Web Application Stop le Contrôle au Faciès
mar 2014 21

BREAKING NEWS: l’appli pour signaler les contrôles abusifs réalisée par @simplonco à l’occasion de la journée internationale de lutte contre les discriminations est live!

À installer via ce lien: http://appli.stoplecontroleaufacies.fr/Web-Appli

 

 

 

 

Communiqué: Web Appli Stop le Contrôle au Faciès
mar 2014 20

À l’occasion de la journée internationale de lutte contre les discriminations vendredi 21 mars, Simplon.co et les associations de Stop le contrôle au Faciès ! mettent à disposition de tous une appli pour signaler les contrôles abusifs en ligne.

Facile à installer sur un Smartphone depuis appli.stoplecontroleaufacies.fr mais aussi accessible depuis un ordinateur ou une tablette, cette appli web permet à n’importe qui de signaler un contrôle abusif ou tout autre incident avec les forces de l’ordre. À la différence des plateformes de l’IGNP ou du Défenseur des Droits, l’utilisateur peut choisir de s’en tenir au signalement pour en garder une trace mobilisable en cas de litige ultérieur sans déclencher de procédure, ou être rappelé-e pour donner suite à l’affaire.

Au delà de permettre de faire avancer la lutte contre les contrôles abusifs, l’appli vient donc également démontrer la simplicité du principe du reçu du contrôle d’identité, que les associations du Collectif espèrent voir généralisé, afin d’obtenir une visibilité sur qui contrôle qui, où, quand, pourquoi, comment, avec quel résultat et à quel prix.
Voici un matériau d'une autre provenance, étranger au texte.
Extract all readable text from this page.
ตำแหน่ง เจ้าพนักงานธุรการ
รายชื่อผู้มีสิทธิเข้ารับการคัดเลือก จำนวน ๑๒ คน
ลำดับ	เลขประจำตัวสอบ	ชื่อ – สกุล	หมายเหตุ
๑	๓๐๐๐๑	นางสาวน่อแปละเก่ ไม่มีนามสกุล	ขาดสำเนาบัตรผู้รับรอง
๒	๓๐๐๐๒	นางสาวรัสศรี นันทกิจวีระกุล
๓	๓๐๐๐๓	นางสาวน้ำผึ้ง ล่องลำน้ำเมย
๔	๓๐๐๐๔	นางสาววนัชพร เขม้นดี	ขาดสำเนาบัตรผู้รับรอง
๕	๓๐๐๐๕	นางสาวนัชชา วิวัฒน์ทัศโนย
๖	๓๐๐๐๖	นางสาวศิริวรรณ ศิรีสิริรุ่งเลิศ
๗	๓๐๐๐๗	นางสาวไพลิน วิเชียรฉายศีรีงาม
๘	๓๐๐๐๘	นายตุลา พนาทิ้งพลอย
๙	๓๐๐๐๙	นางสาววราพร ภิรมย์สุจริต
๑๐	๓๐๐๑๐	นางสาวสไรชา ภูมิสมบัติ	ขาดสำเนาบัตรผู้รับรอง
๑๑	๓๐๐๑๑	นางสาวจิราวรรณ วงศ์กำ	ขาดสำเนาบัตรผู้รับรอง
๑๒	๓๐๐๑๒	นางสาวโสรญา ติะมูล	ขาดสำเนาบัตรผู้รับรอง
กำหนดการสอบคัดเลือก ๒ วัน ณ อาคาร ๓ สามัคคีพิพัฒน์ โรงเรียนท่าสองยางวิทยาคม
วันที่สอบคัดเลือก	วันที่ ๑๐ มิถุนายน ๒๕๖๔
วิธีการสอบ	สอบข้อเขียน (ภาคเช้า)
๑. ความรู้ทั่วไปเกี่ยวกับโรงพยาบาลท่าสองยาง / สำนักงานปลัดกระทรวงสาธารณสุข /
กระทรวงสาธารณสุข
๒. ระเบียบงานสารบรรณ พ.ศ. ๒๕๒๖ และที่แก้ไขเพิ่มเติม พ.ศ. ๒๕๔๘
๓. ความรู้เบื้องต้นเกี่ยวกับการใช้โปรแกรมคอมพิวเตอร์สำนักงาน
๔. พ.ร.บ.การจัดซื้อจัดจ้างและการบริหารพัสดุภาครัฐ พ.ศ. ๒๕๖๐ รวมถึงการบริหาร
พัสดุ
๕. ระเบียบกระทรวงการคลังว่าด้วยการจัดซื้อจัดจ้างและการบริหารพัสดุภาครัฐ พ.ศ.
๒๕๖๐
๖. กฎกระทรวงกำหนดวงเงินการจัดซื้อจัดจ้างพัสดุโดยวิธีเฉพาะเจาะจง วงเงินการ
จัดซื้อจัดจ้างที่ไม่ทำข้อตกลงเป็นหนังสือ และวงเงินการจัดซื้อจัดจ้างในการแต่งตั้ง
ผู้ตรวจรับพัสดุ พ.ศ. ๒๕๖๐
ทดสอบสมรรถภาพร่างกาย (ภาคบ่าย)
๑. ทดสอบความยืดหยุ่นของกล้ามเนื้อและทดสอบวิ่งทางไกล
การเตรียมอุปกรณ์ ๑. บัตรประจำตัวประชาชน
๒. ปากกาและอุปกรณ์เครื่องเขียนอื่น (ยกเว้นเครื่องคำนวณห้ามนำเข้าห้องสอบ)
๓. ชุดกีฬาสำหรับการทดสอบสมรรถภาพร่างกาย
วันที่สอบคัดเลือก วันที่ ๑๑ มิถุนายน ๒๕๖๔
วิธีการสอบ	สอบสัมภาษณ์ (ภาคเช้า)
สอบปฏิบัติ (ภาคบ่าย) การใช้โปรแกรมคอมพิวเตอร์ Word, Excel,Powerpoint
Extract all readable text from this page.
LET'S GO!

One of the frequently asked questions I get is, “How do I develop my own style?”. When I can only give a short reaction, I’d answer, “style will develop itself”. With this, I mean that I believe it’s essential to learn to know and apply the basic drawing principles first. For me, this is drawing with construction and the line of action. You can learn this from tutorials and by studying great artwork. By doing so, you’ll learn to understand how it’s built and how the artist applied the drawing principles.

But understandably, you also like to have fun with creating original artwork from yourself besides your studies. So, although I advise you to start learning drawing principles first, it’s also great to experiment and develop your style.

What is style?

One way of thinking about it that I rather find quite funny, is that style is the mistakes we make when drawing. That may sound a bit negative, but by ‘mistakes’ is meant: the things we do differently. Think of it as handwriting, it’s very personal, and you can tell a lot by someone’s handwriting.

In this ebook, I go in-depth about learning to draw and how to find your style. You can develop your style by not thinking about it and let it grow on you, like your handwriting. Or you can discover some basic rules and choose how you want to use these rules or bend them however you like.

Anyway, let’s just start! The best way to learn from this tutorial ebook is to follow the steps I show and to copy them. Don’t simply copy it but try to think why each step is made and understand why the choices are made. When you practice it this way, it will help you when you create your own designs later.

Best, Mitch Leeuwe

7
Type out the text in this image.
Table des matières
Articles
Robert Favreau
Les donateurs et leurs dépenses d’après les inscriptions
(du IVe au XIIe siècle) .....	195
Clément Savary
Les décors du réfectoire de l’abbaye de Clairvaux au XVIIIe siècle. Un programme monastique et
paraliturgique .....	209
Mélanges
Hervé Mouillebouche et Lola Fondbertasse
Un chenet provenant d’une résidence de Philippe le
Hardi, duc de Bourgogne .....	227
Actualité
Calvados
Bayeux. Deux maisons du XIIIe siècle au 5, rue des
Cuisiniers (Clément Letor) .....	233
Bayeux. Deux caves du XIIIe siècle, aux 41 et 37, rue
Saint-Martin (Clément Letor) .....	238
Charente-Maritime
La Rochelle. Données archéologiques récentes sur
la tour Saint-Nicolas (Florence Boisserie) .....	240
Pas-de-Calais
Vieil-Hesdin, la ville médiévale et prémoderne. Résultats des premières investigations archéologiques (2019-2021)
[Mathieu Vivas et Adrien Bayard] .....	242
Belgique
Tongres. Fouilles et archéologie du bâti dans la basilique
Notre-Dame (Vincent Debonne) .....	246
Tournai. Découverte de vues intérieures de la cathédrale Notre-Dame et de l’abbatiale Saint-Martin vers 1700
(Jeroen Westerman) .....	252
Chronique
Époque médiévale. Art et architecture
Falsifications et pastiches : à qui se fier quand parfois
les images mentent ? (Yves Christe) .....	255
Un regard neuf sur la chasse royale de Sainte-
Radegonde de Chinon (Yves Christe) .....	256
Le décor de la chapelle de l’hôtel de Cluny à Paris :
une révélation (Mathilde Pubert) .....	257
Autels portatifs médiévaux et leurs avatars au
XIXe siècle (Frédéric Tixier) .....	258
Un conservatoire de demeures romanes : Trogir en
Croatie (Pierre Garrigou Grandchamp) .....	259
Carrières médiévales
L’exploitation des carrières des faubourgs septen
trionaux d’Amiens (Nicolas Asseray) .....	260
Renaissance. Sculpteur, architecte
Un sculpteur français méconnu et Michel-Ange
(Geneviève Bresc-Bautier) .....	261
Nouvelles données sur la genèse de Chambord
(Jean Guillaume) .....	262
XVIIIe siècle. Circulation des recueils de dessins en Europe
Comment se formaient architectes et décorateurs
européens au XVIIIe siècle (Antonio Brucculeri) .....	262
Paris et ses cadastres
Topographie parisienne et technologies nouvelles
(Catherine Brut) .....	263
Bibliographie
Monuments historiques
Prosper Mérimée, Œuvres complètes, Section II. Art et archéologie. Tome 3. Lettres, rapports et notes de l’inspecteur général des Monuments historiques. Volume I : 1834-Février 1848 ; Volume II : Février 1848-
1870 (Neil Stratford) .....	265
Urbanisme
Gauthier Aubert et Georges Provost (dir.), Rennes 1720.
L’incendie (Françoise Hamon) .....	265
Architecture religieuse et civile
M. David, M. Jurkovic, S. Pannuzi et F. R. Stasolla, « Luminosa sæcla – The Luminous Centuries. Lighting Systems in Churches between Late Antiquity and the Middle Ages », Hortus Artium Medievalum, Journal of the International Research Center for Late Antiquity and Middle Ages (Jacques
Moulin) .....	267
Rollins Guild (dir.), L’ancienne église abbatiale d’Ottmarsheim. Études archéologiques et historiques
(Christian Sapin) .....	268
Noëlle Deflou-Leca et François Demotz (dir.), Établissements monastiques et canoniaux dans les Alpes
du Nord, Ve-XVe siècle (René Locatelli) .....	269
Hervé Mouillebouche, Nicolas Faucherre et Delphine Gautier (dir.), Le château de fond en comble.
Pour Simplon.co, à Montreuil, où l’appli était dévoilée jeudi 20 mars, ce projet mené par deux jeunes en formation de code vient rappeler que le numérique n’est pas éloigné de la lutte contre les discriminations, mais peut au contraire y contribuer activement.

Le Collectif contre le contrôle au faciès avait, en 2011, mis en place un numéro de SMS de recours en cas de contrôle abusif, diffusé au grand public via la web-série « Mon 1er contrôle d’identité » qui, réunissant les plus grands rappeurs français, avait fait plus de 2 millions de vues. Au delà de projeter le sujet du contrôle au faciès sur l’agenda médiatique et politique, l’initiative avait permis la première action en justice collective contre l’Etat pour contrôle abusifs, ainsi que des dizaines d’actions au pénal et des centaines de saisines du pôle déontologie du Défenseur des Droits. Surtout, cette campagne avait permis à des milliers de citoyens victimes résignées de contrôles abusifs de prendre conscience de l’illégalité et de l’inefficacité de ces pratiques.

En trois ans, ce sont ainsi près de 3000 signalements qui ont été traités par le pôle juridique du Collectif ; l’appli web vient simplifier et renforcer le traitement de ces affaires par les bénévoles des associations.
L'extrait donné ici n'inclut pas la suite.